February (Hello, five hour drive in a blinding snow storm. To a tiny, mold infested four room duplex. God save us all from a move like this.)

November (Hello, three-level house without mold and with room for a piano studio. Walking distance from the church. Hello, snow belt and 11 feet of snow in 2011.)

January (Hello, bone chilling task of loading a truck in the dead of Canadian winter. Yes, we are insane. Hello, USA. Enter reverse culture shock for us and original culture shock for our children…and living with in laws temporarily while we did the myriad of tasks necessary after an international move.)

January (Hello, our own cute home in a subdivision. Enter a desperately needed sabbatical.)

February (Hello, beautiful, large and fully furnished home at Miracle Acres. Hello, easiest move ever. But still cold.)

Hmm. Did you see the pattern?

All of our moves have taken place in late fall or winter.
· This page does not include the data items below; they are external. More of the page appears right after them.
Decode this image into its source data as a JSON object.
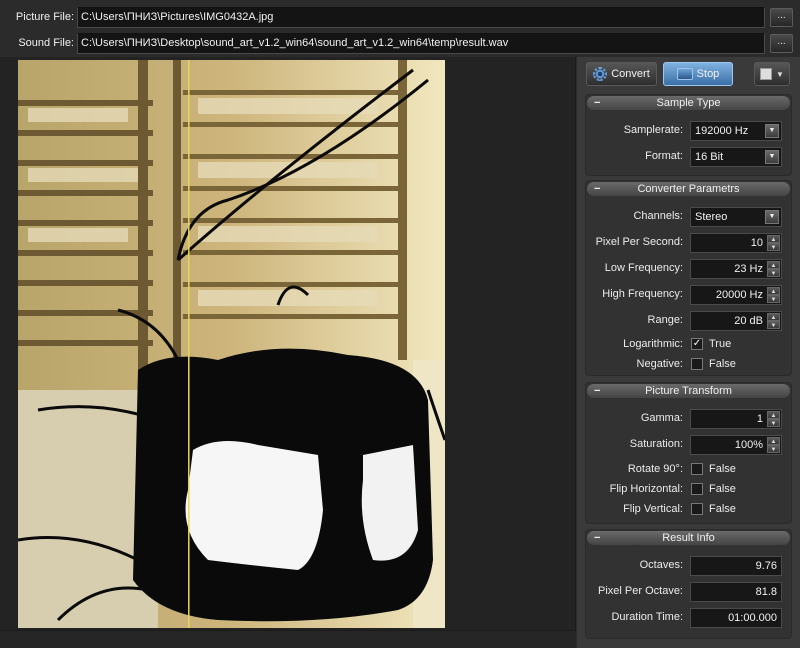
{
  "files": {
    "picture_label": "Picture File:",
    "picture_path": "C:\\Users\\ПНИЗ\\Pictures\\IMG0432A.jpg",
    "sound_label": "Sound File:",
    "sound_path": "C:\\Users\\ПНИЗ\\Desktop\\sound_art_v1.2_win64\\sound_art_v1.2_win64\\temp\\result.wav",
    "browse_label": "..."
  },
  "toolbar": {
    "convert_label": "Convert",
    "stop_label": "Stop",
    "view_icon": "layout-icon"
  },
  "sample_type": {
    "header": "Sample Type",
    "samplerate_label": "Samplerate:",
    "samplerate_value": "192000 Hz",
    "format_label": "Format:",
    "format_value": "16 Bit"
  },
  "converter": {
    "header": "Converter Parametrs",
    "channels_label": "Channels:",
    "channels_value": "Stereo",
    "pps_label": "Pixel Per Second:",
    "pps_value": "10",
    "low_label": "Low Frequency:",
    "low_value": "23 Hz",
    "high_label": "High Frequency:",
    "high_value": "20000 Hz",
    "range_label": "Range:",
    "range_value": "20 dB",
    "log_label": "Logarithmic:",
    "log_value": "True",
    "log_checked": true,
    "neg_label": "Negative:",
    "neg_value": "False",
    "neg_checked": false
  },
  "transform": {
    "header": "Picture Transform",
    "gamma_label": "Gamma:",
    "gamma_value": "1",
    "saturation_label": "Saturation:",
    "saturation_value": "100%",
    "rotate_label": "Rotate 90°:",
    "rotate_value": "False",
    "fliph_label": "Flip Horizontal:",
    "fliph_value": "False",
    "flipv_label": "Flip Vertical:",
    "flipv_value": "False"
  },
  "result": {
    "header": "Result Info",
    "octaves_label": "Octaves:",
    "octaves_value": "9.76",
    "ppo_label": "Pixel Per Octave:",
    "ppo_value": "81.8",
    "duration_label": "Duration Time:",
    "duration_value": "01:00.000"
  },
  "group_collapse_glyph": "−",
  "spin_up": "▲",
  "spin_down": "▼",
  "combo_arrow": "▼",
  "check_mark": "✓",
  "playhead_position": 0.4
}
Not spring.  And never summer.

Have mercy.

I gave you a few details about each house above. But really, the significance of those moves wasn’t in the new home or even the old. The significance was in the life story God was weaving at the time. And in our case, the significance was in what He brought us from, and what He brought us to.
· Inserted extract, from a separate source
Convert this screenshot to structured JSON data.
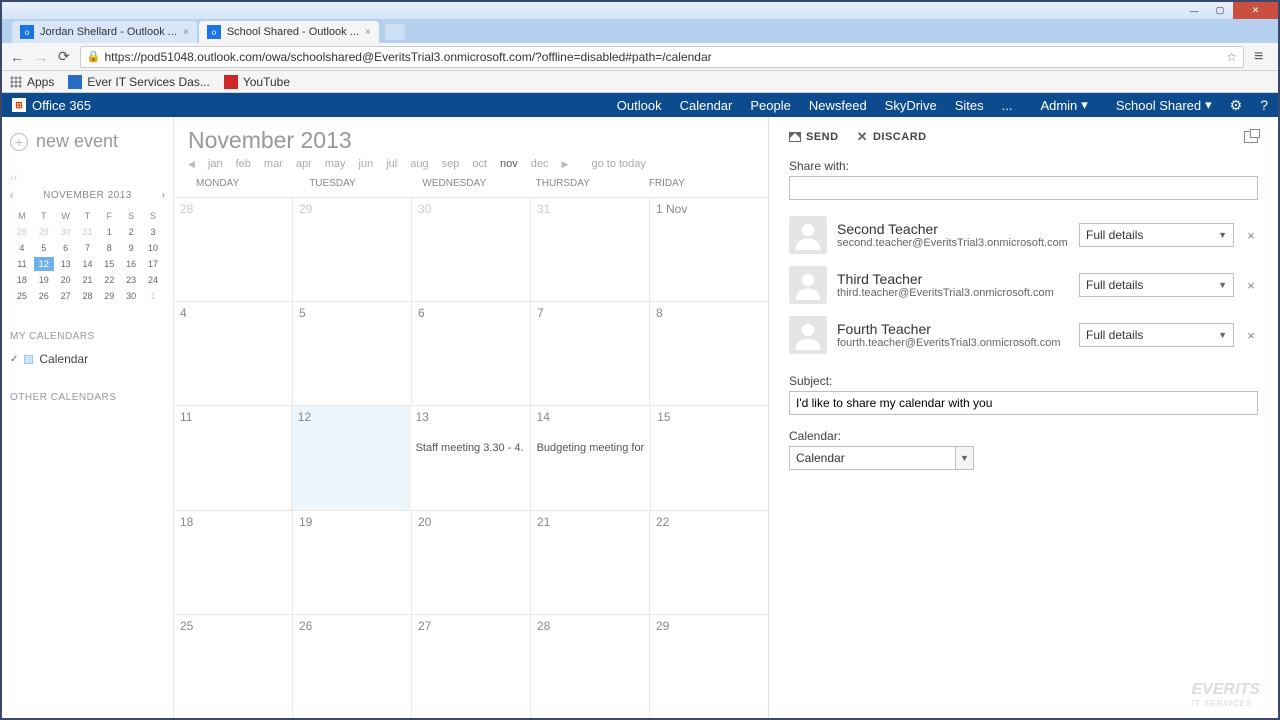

I can look back and see how we had outgrown the old, and how the new brought us into a larger place- but not necessarily more square footage. Sometimes a larger footage of home, and sometimes a smaller one. But always a bigger space for us to grow as a family. Sometimes a bigger community with more opportunities, and sometimes a smaller one with fewer opportunities. Sometimes an expansion of ministry, and sometimes a narrowing of ministry. Sometimes a blossoming of friendships, and sometimes the wilting of them.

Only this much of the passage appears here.